With Corona virus taking over the nation and individuals’ lives, I feel there’s a topic that’s being addressed and acknowledged but not heavily discussed. And that topic is the quarantine’s effect on teenagers when it comes to dealing with their mental health and staying positive throughout it. When watching the news with my parents each evening, I hear them discuss simple remedies to “kicking the quarantine blues” or staying positive amidst the pandemic. As I watch ABC World News or 7 Action News, I think some of the suggestions are reasonable: suggestions such as going on walks and getting fresh air, or calling friends. Most of the suggestions, though, are ridiculous. Some media outlets proclaim that the best way to stay positive is to embrace quarantine and make the best out of it by being productive, or to just have faith, and, for most people I know, that’s easier said than done.
In my case some days are easier than others. Some days going on walks does help; I’ll walk my dog with my sister multiple times just to escape and clear my head. Some days calling my friends does help, they’ll help distract me and make me laugh so hard my stomach hurts. Some days my sister and I will drive to the lake and sit by the water, just to clear our heads and get some fresh air.
Since the start of quarantine, my sleep schedule has been something that’s constantly been switching up. Some days I’m productive and have the urge to go to bed early and wake up early; meanwhile, other days I go to bed when the sun rises, as is the case in this photo.
Some days I’m able to wake up at 7:30 in the morning and have the productive day I swore I’d make a daily routine throughout quarantine. But some days the last thing I could do is drag my butt out of my house for a walk, let alone out of my room. I’ll spend all day binging shows on Netflix in my bed, sometimes watching the same series I’ve watched a thousand times before. Some days the last thing I can do is talk to my friends, it’ll just remind me of the fact that I’m stuck and cannot physically see them. Some days I go to bed when the sun rises and sleep in till the afternoon. I feel the news portrays staying positive during quarantine to be easy, encouraging viewers to stay productive and have faith and you’ll be set.

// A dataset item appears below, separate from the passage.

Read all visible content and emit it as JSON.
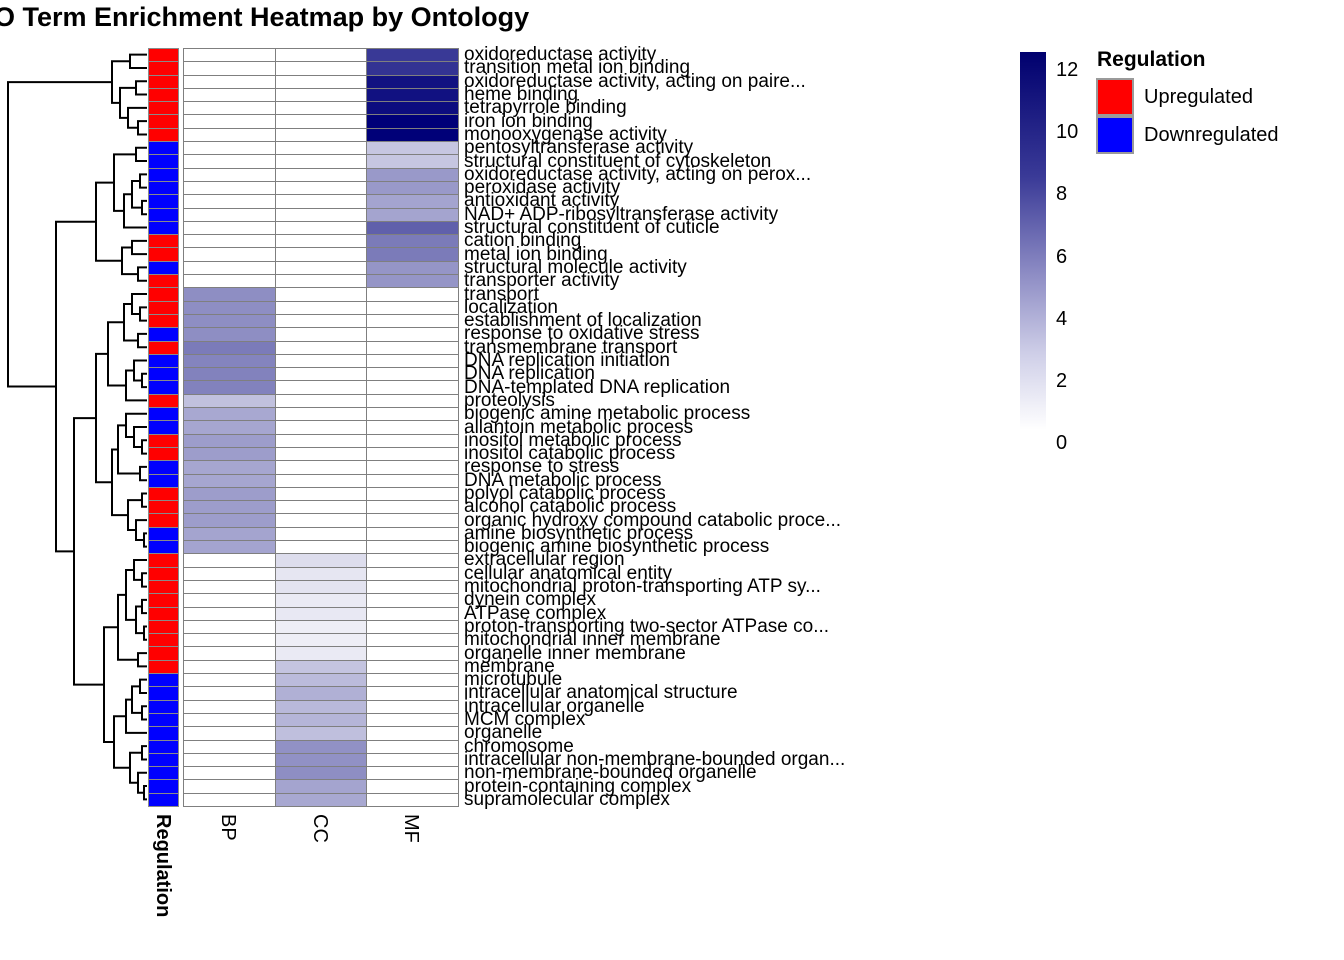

But it’s really not as easy as it seems.
I feel right now we should be allowed to have off days. We shouldn’t be held up to a standard of having to use this time to become the most productive and best version of ourselves as I see so many outlets suggesting. Quarantine is affecting every teenager's lives and mental health in different ways, and while for some quarantine may have a positive affect, others not so much. So as we work through all this craziness, I feel we should be allowed to have some time off and be given a little bit of grace.
Unfortunately, most of my quarantine days look like this. I spend all day in bed switching between homework and watching The Office for what has to be the hundredth time. In a time so crazy and uncertain, it’s difficult to stay positive and have productive everyday. It’s alright to give yourself some grace and let yourself relax.